PERSONAL FAVES: The Killer

Ostensibly, the ingredients of John Woo’s seminal “heroic bloodshed” opus ‘The Killer’ make it sound like a cinematic cocktail (or, more appropriately, a cinematic Molotov cocktail):

Take one existentially iconic hitman a la Jean-Pierre Melville, a dash of Sirkian melodrama (preferably the ‘Magnificent Obsession’ vintage), a double measure of visual imagery from early Scorsese, and a liberal helping of Peckinpahesque slo-mo. Add white doves. Blend.

Which would constitute a pretty accurate and unprecedentedly short (65 word) review, the only addition to which would be a handful of kick-ass screen shots, were it not for the fact that Woo transcends every borrowing, every homage, every lovingly crafted frame of reference and creates something that is stylistically and emotionally his own.

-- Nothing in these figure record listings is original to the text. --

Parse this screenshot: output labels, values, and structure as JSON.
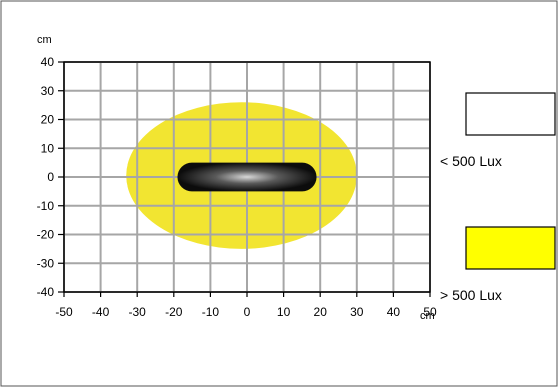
{
  "chart_data": {
    "type": "area",
    "x_unit": "cm",
    "y_unit": "cm",
    "xlim": [
      -50,
      50
    ],
    "ylim": [
      -40,
      40
    ],
    "x_ticks": [
      "-50",
      "-40",
      "-30",
      "-20",
      "-10",
      "0",
      "10",
      "20",
      "30",
      "40",
      "50"
    ],
    "y_ticks": [
      "40",
      "30",
      "20",
      "10",
      "0",
      "-10",
      "-20",
      "-30",
      "-40"
    ],
    "grid": true,
    "illuminated_area": {
      "x_range": [
        -33,
        30
      ],
      "y_range": [
        -25,
        26
      ],
      "color": "#f2e531"
    },
    "light_source": {
      "x_range": [
        -19,
        19
      ],
      "y_range": [
        -5,
        5
      ],
      "color": "#111111"
    },
    "legend": {
      "placement": "right",
      "items": [
        {
          "label": "< 500 Lux",
          "color": "#ffffff"
        },
        {
          "label": "> 500 Lux",
          "color": "#ffff00"
        }
      ]
    }
  }
}
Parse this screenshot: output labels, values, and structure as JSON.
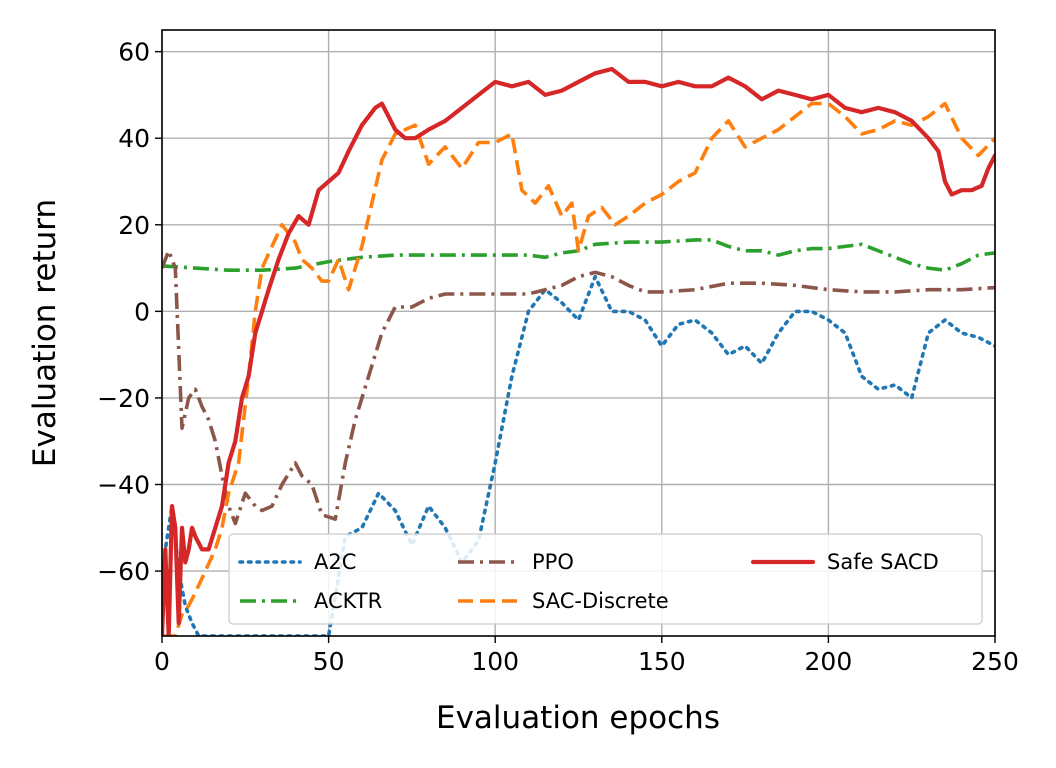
{
  "chart_data": {
    "type": "line",
    "title": "",
    "xlabel": "Evaluation epochs",
    "ylabel": "Evaluation return",
    "xlim": [
      0,
      250
    ],
    "ylim": [
      -75,
      65
    ],
    "xticks": [
      0,
      50,
      100,
      150,
      200,
      250
    ],
    "yticks": [
      -60,
      -40,
      -20,
      0,
      20,
      40,
      60
    ],
    "xtick_labels": [
      "0",
      "50",
      "100",
      "150",
      "200",
      "250"
    ],
    "ytick_labels": [
      "−60",
      "−40",
      "−20",
      "0",
      "20",
      "40",
      "60"
    ],
    "grid": true,
    "legend_position": "lower-center",
    "series": [
      {
        "name": "A2C",
        "color": "#1f77b4",
        "style": "dotted",
        "x": [
          0,
          3,
          5,
          7,
          9,
          11,
          13,
          15,
          20,
          30,
          40,
          50,
          55,
          60,
          65,
          70,
          75,
          80,
          85,
          90,
          95,
          100,
          105,
          110,
          115,
          120,
          125,
          130,
          135,
          140,
          145,
          150,
          155,
          160,
          165,
          170,
          175,
          180,
          185,
          190,
          195,
          200,
          205,
          210,
          215,
          220,
          225,
          230,
          235,
          240,
          245,
          250
        ],
        "y": [
          -60,
          -45,
          -60,
          -68,
          -72,
          -75,
          -75,
          -75,
          -75,
          -75,
          -75,
          -75,
          -52,
          -50,
          -42,
          -46,
          -54,
          -45,
          -50,
          -58,
          -53,
          -35,
          -15,
          0,
          5,
          2,
          -2,
          8,
          0,
          0,
          -2,
          -8,
          -3,
          -2,
          -5,
          -10,
          -8,
          -12,
          -5,
          0,
          0,
          -2,
          -5,
          -15,
          -18,
          -17,
          -20,
          -5,
          -2,
          -5,
          -6,
          -8
        ]
      },
      {
        "name": "ACKTR",
        "color": "#2ca02c",
        "style": "dashdot",
        "x": [
          0,
          10,
          20,
          30,
          40,
          50,
          60,
          70,
          80,
          90,
          100,
          110,
          115,
          120,
          125,
          130,
          140,
          150,
          160,
          165,
          170,
          175,
          180,
          185,
          190,
          195,
          200,
          205,
          210,
          215,
          220,
          225,
          230,
          235,
          240,
          245,
          250
        ],
        "y": [
          10.5,
          10,
          9.5,
          9.5,
          10,
          11.5,
          12.5,
          13,
          13,
          13,
          13,
          13,
          12.5,
          13.5,
          14,
          15.5,
          16,
          16,
          16.5,
          16.5,
          15,
          14,
          14,
          13,
          14,
          14.5,
          14.5,
          15,
          15.5,
          14,
          12.5,
          11,
          10,
          9.5,
          11,
          13,
          13.5
        ]
      },
      {
        "name": "PPO",
        "color": "#8c564b",
        "style": "dashdot",
        "x": [
          0,
          2,
          4,
          6,
          8,
          10,
          12,
          14,
          16,
          18,
          20,
          22,
          25,
          28,
          30,
          33,
          36,
          40,
          42,
          45,
          48,
          52,
          55,
          58,
          62,
          66,
          70,
          72,
          75,
          80,
          85,
          90,
          95,
          100,
          105,
          110,
          115,
          120,
          125,
          130,
          135,
          140,
          145,
          150,
          160,
          170,
          180,
          190,
          200,
          210,
          220,
          230,
          240,
          250
        ],
        "y": [
          10,
          14,
          10,
          -27,
          -20,
          -18,
          -22,
          -25,
          -30,
          -38,
          -45,
          -49,
          -42,
          -45,
          -46,
          -45,
          -40,
          -35,
          -38,
          -40,
          -47,
          -48,
          -35,
          -25,
          -15,
          -5,
          1,
          1,
          1,
          3,
          4,
          4,
          4,
          4,
          4,
          4,
          5,
          6,
          8,
          9,
          8,
          6,
          4.5,
          4.5,
          5,
          6.5,
          6.5,
          6,
          5,
          4.5,
          4.5,
          5,
          5,
          5.5
        ]
      },
      {
        "name": "SAC-Discrete",
        "color": "#ff7f0e",
        "style": "dashed",
        "x": [
          0,
          2,
          4,
          6,
          8,
          10,
          13,
          16,
          18,
          20,
          23,
          26,
          28,
          30,
          33,
          36,
          40,
          42,
          45,
          48,
          50,
          53,
          56,
          60,
          63,
          66,
          70,
          73,
          76,
          80,
          85,
          90,
          95,
          100,
          105,
          108,
          112,
          116,
          120,
          123,
          125,
          128,
          132,
          136,
          140,
          145,
          150,
          155,
          160,
          165,
          170,
          175,
          180,
          185,
          190,
          195,
          200,
          205,
          210,
          215,
          220,
          225,
          230,
          235,
          240,
          245,
          250
        ],
        "y": [
          -75,
          -75,
          -75,
          -70,
          -68,
          -65,
          -60,
          -55,
          -50,
          -42,
          -35,
          -15,
          0,
          10,
          15,
          20,
          16,
          12,
          10,
          7,
          7,
          12,
          5,
          15,
          25,
          35,
          41,
          42,
          43,
          34,
          38,
          33,
          39,
          39,
          41,
          28,
          25,
          29,
          22,
          25,
          14,
          22,
          24,
          20,
          22,
          25,
          27,
          30,
          32,
          40,
          44,
          38,
          40,
          42,
          45,
          48,
          48,
          45,
          41,
          42,
          44,
          43,
          45,
          48,
          40,
          36,
          40
        ]
      },
      {
        "name": "Safe SACD",
        "color": "#d62728",
        "style": "solid",
        "x": [
          0,
          1,
          2,
          3,
          4,
          5,
          6,
          7,
          8,
          9,
          10,
          12,
          14,
          16,
          18,
          20,
          22,
          24,
          26,
          28,
          30,
          32,
          35,
          38,
          41,
          44,
          47,
          50,
          53,
          56,
          58,
          60,
          62,
          64,
          66,
          68,
          70,
          73,
          76,
          80,
          85,
          90,
          95,
          100,
          105,
          110,
          115,
          120,
          125,
          130,
          135,
          140,
          145,
          150,
          155,
          160,
          165,
          170,
          175,
          180,
          185,
          190,
          195,
          200,
          205,
          210,
          215,
          220,
          225,
          230,
          233,
          235,
          237,
          240,
          243,
          246,
          248,
          250
        ],
        "y": [
          -75,
          -55,
          -75,
          -45,
          -50,
          -72,
          -50,
          -58,
          -55,
          -50,
          -52,
          -55,
          -55,
          -50,
          -45,
          -35,
          -30,
          -20,
          -15,
          -5,
          0,
          5,
          12,
          18,
          22,
          20,
          28,
          30,
          32,
          37,
          40,
          43,
          45,
          47,
          48,
          45,
          42,
          40,
          40,
          42,
          44,
          47,
          50,
          53,
          52,
          53,
          50,
          51,
          53,
          55,
          56,
          53,
          53,
          52,
          53,
          52,
          52,
          54,
          52,
          49,
          51,
          50,
          49,
          50,
          47,
          46,
          47,
          46,
          44,
          40,
          37,
          30,
          27,
          28,
          28,
          29,
          33,
          36
        ]
      }
    ]
  }
}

Or, to put it another way, Woo does what very few other directors have ever done with such a degree of success (I can think only of Tarantino offhand): he synthesises his influences so completely that while the end product is beholden on virtually every level – narratively, aesthetically, everything else that ends in “–ly” – to a plethora of other, earlier works, it nonetheless pulls together these diverse strands in a manner that either goes beyond or in a completely different direction to those selfsame influences.

In ‘Le Samourai’, Melville doesn’t have Alain Delon cauterize an exit wound by tamping gunpowder over it and applying a lighted cigarette. In ‘The Wild Bunch’, Peckinpah doesn’t stage the bunch’s climactic shoot-out with Mapache’s army against a backdrop of religious imagery, flickering candles and white doves. And, yes, Melville and Peckinpah don’t make these aesthetic choices for a reason. But Woo does. And that’s kind of the point in and of itself.

The simplest (and least critically valid) summation is that Woo doesn’t certain things – particularly with regard to his use of slow motion, freeze frames and dissolves – because they fucking look cool as fuck. Which they do. And if you can shoot an action scene that’s as balletic, iconic, dynamic and hyper-kinetic as a John Woo action scene, then screw it, you’ve earned the right to do that kind of thing for its own sake and to hell with anything deeper like thematic content, characterisation and moral imperatives.

Woo, however, does things not just because they fucking look cool as fuck but because they contribute to the thematic content of his work, because they define and develop the characterisation, and because he is concerned with the moral imperatives of honour, guilt and redemption. Then, and only then, does the fact that they fucking look cool as fuck come into play.




Let’s revisit that phrase “moral imperative”. Sometimes it’s the directors whose work appears most violent, or attracts the most controversy, who prove themselves as having the more demonstrable morality: it’s true of Sam Peckinpah, true of Michael Haneke, true of John Woo. Haneke’s approach is one of cool, detached cerebralism; his aesthetic rigidly formalist. Woo, like Peckinpah, is a more emotionally involved filmmaker. He is acutely conscious of the way men interact and the codes that bind or divide them. He understands the mindset of the outcast, the criminal, the (conventionally speaking) bad guy. He sees the wounded and compromised humanity in them. Sometimes it’s a defeated sense of humanity; sometimes it’s retrievable.

‘The Killer’ is about a thoughtful and ultra-professional hitman, Ah Jong (Chow Yun Fat) who accidentally blinds nightclub singer Jenny (Sally Yeh) during a hit that turns into a fully-fledged gun battle. During the aftermath, rather than go to ground, he undertakes the proverbial one last job in order to raise money for the cornea transplant that could restore Jenny’s sight, despite the fact that maverick cop Inspector Ying (Danny Lee) is on his trail and unaware that his former paymasters are about to double cross him.

It sounds generic, clichéd and predictable. In Woo’s hands, it’s a dementedly excessive but savagely beautiful and often ludicrously funny work of art.